By now, I knew I could start the recovery, that the USB stick was recognised, and that the BIOS image file was read (most likely). So the observed behaviour was consistent with an invalid BIOS image. After reading, it would be checksummed or otherwise verified (the few seconds pause), it would be rejected, and the flashing code would reboot the laptop.

So another BIOS image was needed. But the one I tried was from the manufacturer's website, and I had no way to get something else. Except for the original BIOS image that I started with, that is. So I tried that one, and... success! I had a working laptop again. And, for future experiments, I had a proven method to recover from a bad flash. So all in all this counted as a victory of sorts.

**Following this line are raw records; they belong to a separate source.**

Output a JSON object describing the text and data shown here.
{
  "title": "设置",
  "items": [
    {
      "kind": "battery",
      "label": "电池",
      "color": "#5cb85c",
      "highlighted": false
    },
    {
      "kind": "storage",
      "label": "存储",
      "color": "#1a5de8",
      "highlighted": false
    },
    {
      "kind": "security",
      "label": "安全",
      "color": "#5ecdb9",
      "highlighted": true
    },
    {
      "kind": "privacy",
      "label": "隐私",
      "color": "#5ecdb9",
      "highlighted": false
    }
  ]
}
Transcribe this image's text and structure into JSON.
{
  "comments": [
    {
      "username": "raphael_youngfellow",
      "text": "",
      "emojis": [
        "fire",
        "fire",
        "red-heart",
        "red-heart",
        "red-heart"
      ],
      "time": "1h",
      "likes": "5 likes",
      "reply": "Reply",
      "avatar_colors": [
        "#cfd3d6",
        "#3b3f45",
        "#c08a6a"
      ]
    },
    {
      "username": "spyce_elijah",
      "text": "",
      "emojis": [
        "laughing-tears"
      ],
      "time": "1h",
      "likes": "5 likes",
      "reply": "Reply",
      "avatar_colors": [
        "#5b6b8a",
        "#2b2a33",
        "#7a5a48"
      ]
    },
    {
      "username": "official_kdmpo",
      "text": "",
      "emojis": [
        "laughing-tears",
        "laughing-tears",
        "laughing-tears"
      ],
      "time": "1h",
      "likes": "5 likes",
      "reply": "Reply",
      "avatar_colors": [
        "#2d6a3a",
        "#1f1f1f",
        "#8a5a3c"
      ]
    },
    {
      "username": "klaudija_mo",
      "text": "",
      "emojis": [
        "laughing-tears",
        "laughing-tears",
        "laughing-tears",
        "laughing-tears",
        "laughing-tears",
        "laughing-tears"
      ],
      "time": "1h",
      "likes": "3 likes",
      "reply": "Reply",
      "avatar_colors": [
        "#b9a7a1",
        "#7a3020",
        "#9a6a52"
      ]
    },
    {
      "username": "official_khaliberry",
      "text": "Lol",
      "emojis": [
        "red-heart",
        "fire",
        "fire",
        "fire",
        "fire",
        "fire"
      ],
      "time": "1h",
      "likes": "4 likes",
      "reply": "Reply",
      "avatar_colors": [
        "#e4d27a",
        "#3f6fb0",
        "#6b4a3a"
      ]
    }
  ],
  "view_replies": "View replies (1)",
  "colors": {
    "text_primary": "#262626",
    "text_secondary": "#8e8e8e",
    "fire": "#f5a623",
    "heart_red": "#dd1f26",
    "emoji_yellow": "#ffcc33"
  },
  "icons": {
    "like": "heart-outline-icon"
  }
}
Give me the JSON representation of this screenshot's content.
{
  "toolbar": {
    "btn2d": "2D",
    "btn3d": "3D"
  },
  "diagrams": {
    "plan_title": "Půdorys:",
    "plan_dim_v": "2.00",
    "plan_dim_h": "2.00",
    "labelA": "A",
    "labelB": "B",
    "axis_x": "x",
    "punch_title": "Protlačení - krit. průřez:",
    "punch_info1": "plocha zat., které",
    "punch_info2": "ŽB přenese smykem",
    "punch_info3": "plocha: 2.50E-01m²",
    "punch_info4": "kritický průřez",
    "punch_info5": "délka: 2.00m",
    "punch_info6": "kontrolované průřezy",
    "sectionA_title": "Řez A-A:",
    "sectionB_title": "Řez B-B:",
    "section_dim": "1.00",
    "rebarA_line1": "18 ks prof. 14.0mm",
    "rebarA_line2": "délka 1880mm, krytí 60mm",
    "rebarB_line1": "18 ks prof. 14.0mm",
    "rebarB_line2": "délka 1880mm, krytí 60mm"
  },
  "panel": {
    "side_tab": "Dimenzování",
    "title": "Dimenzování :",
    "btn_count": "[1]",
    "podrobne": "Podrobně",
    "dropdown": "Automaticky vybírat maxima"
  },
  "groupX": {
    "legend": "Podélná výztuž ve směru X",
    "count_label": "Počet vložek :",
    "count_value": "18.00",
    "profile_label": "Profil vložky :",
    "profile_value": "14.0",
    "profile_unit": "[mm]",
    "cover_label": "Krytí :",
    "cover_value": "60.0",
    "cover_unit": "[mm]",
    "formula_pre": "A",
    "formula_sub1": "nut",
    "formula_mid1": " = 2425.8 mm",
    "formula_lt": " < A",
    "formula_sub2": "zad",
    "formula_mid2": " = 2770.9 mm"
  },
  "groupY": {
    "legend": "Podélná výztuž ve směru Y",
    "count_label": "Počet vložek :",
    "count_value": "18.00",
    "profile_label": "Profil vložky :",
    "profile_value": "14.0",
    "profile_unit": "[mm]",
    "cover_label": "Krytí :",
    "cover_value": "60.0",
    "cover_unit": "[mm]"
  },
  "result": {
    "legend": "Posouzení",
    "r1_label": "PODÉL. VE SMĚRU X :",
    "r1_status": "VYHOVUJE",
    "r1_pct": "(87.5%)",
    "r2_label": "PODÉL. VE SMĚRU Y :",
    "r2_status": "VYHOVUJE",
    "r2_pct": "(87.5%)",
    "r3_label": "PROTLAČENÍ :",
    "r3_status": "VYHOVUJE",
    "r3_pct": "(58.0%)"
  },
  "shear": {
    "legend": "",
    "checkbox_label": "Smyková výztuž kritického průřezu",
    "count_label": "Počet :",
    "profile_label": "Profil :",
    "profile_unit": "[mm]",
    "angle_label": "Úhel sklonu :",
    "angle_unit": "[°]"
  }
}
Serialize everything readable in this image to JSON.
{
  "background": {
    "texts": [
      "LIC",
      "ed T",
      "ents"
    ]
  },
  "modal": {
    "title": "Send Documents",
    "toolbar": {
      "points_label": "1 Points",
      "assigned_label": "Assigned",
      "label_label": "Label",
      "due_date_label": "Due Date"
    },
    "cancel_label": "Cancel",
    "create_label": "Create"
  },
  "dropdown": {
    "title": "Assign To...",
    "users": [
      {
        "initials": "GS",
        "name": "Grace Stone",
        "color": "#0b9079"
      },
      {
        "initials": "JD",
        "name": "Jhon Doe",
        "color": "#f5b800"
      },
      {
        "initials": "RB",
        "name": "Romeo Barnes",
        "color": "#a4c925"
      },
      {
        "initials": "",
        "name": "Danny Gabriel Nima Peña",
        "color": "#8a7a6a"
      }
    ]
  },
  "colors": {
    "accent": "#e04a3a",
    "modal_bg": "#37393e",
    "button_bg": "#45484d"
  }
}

The next step was to figure out what went wrong with patching my BIOS. More searching on the Internet was sometimes confusing (for example: "Never start from a BIOS dump" according to one expert, "Start from a BIOS dump" according to another). But it turned out that my approach of editing mod files was somehow wrong. The proven way to make the modifications was to have PhoenixTool split the BIOS image into ROM-files, modify these, and let it reassemble the BIOS again from the ROM files. 

Once I figured this out, everything went smooth. I found the ROM file to patch, made the change, let PhoenixTool reassemble the BIOS, flashed it, and everything worked as it should. The new WiFi card reaches 300 MBps at 5GHz, and even gets better speeds than the original card in the 2.4GHz band. And I got this nice experience to share with you on this blog.

So in the end, I consider this a success...

Success!!!
(I am thinking about adding Tux as a boot logo, but for now I decided to keep things as they are.)

2 comments:

Unknown said...

Thanks for sharing your story. It Is inspiring. I am thinking about upgrading the wifi module on my 6 year old Y500. I only changed the hard drive for an SSD so far. The laptop really served me well. I use it a lot on a daily basis. With the wifi module upgrade ( and extra memory ) I think the laptop can last a couple of extra years.

Bart said...

Glad to hear that you liked the story. It has been a while since I did the upgrade, but I hope my experience will be helpful for you.